Performance comparison of Fenton process, ferric coagulation and H2O2/pyridine/Cu(II) system for decolorization of Remazol Turquoise Blue G-133

This paper evaluates the Fenton process (involving oxidation and coagulation), ferric coagulation and H2O2/pyridine/Cu(II) system for the removal of color from a synthetic textile wastewater containing polyvinyl alcohol and a reactive dyestuff, Remazol Turquoise Blue G-133. Experiments were conducted to investigate the effects of operating variables such as pH, coagulant dose, polyelectrolyte type, H2O2 and Fe(II) concentrations, optimum pyridine and Cu(II) dosages on decolorization efficiency.

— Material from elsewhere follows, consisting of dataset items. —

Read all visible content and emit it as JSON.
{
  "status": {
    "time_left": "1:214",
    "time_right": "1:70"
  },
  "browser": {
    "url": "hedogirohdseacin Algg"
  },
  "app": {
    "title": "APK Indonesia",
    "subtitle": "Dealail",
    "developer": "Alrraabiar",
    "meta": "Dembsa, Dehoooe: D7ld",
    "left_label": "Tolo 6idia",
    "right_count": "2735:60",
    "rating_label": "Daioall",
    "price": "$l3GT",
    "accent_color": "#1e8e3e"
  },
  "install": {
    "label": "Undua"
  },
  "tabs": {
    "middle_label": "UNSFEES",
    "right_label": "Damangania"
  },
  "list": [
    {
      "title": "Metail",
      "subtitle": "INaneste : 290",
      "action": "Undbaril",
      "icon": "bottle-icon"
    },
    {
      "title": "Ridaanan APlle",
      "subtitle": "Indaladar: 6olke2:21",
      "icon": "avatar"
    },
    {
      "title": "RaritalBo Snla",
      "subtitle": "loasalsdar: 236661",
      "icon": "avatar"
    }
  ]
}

Optimal operating conditions were experimentally determined. A decolorization efficiency of 96% was possible to achieve with Fenton's reagent at an optimum [Fe(II)]:[H2O2] molar ratio of 1.21:1. However, 27% of initial Fe(II) was still in the effluent which required further treatment. Optimum pH and coagulant dose were found to be 7 and 100–125 mg l−1, respectively, and the corresponding efficiency was ∼100%. Cationic polyelectrolyte was found to be the most suitable type and 2 mg l−1 of it enhanced the decolorization by 10% and 75% for filtered and nonfiltered samples, respectively. The maximum efficiency achieved by H2O2/pyridine/Cu(II) system was about 92% with a high initial reaction rate different from the H2O2/pyridine system which also led to 92% removal. However, the required H2O2 dosage was very high in this system with a low Cu(II).